In our latest monthly investment update for January 2020, we take a look at how the global investment markets, economy and commodities are performing.
The FTSE 100 index of leading UK company shares closed at the end of December at 7,542.44 points, rising by 195.91 points or 2.67% during the month.
It was a successful, albeit volatile, year for the FTSE 100 index. It grew by around 13% in the past twelve months, at roughly twice the annualised total return of the FTSE 100 since its inception back in 1984, despite global economic headwinds.
The first trading day of 2020 was off to a good start for European markets, following the announcement of economic stimulus in China. China’s central bank announced on New Year’s Day another cut to its reserve requirement ratio for commercial banks, the fourth such cut in 12 months. This reduction in reserve requirement ratio means banks in China will have more money to invest in the economy.
The start of the year saw a survey confirming worse-than-expected manufacturing data in December. The IHS Markit purchasing managers’ index fell to 47.5 last month, with a reading below 50 indicating contraction in the sector. According to the Chartered Institute of Procurement & Supply, the December result will set alarm bells ringing.
Rob Dobson, director at IHS Markit, said:
“The UK manufacturing sector took a turn for the worse at the end of 2019. Output fell at the quickest pace in seven-and-a-half years as new order inflows decreased and Brexit safety stocks were reduced.”
It was a similar picture in European factories, with activity contracting for its 11th consecutive month. IHS Markit’s PMI for Europe was 46.3 in December, only slightly higher than a preliminary estimate.
“Euro zone manufacturers reported a dire end to 2019, with output falling at a rate not exceeded since 2012,” said Chris Williamson, chief business economist at IHS Markit.
Looking at the broader economy, the British Chambers of Commerce believe the UK stagnated in the final quarter of 2019. Its latest survey of private sector businesses found “protracted weakness across most indicators of economic health”. It reported a broad-based slowdown in the dominant services sector, with all key indicators weakening in the quarter.
As a result of this latest survey, the BCC is forecasting UK GDP growth as “downbeat” in the fourth quarter of last year. They called on the government to support businesses and stimulate growth.
The Bank of England kept interest rates on hold at 0.75% in December. The Monetary Policy Committee (MPC) indicated it might cut rates if the global economy fails to recover, or if Brexit uncertainties persist. It did, however, forecast an improvement in the UK economy in 2020.
“If global growth fails to stabilise or if Brexit uncertainties remain entrenched, monetary policy may need to reinforce the expected recovery in GDP growth and inflation,” the MPC said in a statement.
The latest official price inflation figures show that UK price inflation was at a three-year low in November. The Consumer Prices Index (CPI) measure of price inflation was at 1.5% for the year to November, unchanged from a month earlier.
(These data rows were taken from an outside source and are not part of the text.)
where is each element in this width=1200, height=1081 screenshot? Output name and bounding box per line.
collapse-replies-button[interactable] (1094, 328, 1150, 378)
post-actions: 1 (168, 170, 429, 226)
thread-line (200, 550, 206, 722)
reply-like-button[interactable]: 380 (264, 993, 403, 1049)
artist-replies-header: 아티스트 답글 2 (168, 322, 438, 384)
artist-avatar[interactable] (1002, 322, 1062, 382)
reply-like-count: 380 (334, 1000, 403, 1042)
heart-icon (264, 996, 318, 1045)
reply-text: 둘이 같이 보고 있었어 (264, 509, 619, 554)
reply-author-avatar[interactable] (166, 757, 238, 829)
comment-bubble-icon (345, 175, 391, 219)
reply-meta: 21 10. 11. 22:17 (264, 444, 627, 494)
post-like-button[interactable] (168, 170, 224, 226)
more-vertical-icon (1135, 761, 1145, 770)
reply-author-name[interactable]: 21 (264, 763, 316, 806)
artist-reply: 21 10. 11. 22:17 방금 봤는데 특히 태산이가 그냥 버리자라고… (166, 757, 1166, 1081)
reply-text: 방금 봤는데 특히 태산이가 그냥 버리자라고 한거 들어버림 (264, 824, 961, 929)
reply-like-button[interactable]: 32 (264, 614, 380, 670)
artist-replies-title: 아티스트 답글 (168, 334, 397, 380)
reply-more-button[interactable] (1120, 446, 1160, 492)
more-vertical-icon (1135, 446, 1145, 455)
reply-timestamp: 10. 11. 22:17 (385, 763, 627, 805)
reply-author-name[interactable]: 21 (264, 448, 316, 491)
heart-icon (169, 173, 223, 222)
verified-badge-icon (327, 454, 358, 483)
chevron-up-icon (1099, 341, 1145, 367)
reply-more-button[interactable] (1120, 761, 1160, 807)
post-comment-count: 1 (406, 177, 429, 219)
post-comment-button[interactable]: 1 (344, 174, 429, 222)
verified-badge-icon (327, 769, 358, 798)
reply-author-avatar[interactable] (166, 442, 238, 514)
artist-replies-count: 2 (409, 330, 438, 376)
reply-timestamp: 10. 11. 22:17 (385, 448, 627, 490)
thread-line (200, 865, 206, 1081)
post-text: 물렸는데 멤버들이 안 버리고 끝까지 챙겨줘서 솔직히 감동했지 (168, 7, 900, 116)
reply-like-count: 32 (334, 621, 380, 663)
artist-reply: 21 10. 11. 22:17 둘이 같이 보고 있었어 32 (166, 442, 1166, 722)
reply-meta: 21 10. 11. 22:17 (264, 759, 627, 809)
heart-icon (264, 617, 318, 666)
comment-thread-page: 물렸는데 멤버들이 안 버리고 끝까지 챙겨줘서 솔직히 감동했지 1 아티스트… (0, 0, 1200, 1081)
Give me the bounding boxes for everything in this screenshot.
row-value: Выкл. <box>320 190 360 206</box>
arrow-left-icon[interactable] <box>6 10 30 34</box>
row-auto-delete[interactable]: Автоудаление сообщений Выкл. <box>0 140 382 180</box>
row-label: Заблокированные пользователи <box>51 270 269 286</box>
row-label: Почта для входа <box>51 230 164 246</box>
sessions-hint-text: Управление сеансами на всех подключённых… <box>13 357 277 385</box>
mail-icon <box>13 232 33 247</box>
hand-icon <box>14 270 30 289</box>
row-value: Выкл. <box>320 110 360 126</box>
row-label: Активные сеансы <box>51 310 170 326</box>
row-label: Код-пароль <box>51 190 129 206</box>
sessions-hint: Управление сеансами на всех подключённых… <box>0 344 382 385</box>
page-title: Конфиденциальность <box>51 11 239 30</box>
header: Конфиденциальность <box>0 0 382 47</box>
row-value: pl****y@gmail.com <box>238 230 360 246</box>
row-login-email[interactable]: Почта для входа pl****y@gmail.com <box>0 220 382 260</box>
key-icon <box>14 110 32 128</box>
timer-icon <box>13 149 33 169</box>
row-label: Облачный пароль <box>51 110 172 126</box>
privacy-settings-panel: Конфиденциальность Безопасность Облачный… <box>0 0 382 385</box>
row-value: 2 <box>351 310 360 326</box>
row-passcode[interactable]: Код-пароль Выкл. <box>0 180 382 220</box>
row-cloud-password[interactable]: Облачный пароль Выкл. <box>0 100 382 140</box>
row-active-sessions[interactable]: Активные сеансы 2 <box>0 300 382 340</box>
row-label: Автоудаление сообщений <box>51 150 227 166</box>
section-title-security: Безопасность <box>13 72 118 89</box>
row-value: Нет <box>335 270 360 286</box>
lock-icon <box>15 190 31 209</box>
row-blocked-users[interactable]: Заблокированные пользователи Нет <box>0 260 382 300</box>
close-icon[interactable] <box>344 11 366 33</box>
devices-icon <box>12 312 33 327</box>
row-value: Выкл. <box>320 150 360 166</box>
It means the official measure of price inflation was a little higher than the average expectation of economists last month, who expected it to slip back to 1.4% for the year.
Homeowners in the North of England have benefited from the most significant house price increases over the last year, according to the latest research from Halifax. Reversing a historical trend which regularly saw prices rise most rapidly in the South of the country, the North West saw eight of the region’s towns feature in the top 10 of the year’s most prominent house price increases.
Russell Galley, Halifax Managing Director, said:
“In an interesting twist, this year’s tables show that the North of the country has witnessed the biggest increases in average house prices, while the South has seen prices dip most significantly. This bucks the trend we’ve seen in recent years and marks a small step towards achieving more balance in average regional house prices.”
Global oil prices rose by around 20% in 2019, off the back of a sharp sell-off towards the end of 2018. It was the biggest annual gain for the oil sector in three years. The gains were driven by easing trade tensions between the US and China, and an output cut pledged by the Organisation of the Petroleum Exporting Countries (OPEC).
The benchmark 10-year government bond (gilt) is yielding at 0.84% at the start of January, up slightly on a month earlier.
£1 currently buys $1.3205 or €1.1789. The Forex Gold Index is $1,514.75/oz, and the Silver Index is $17.88/oz.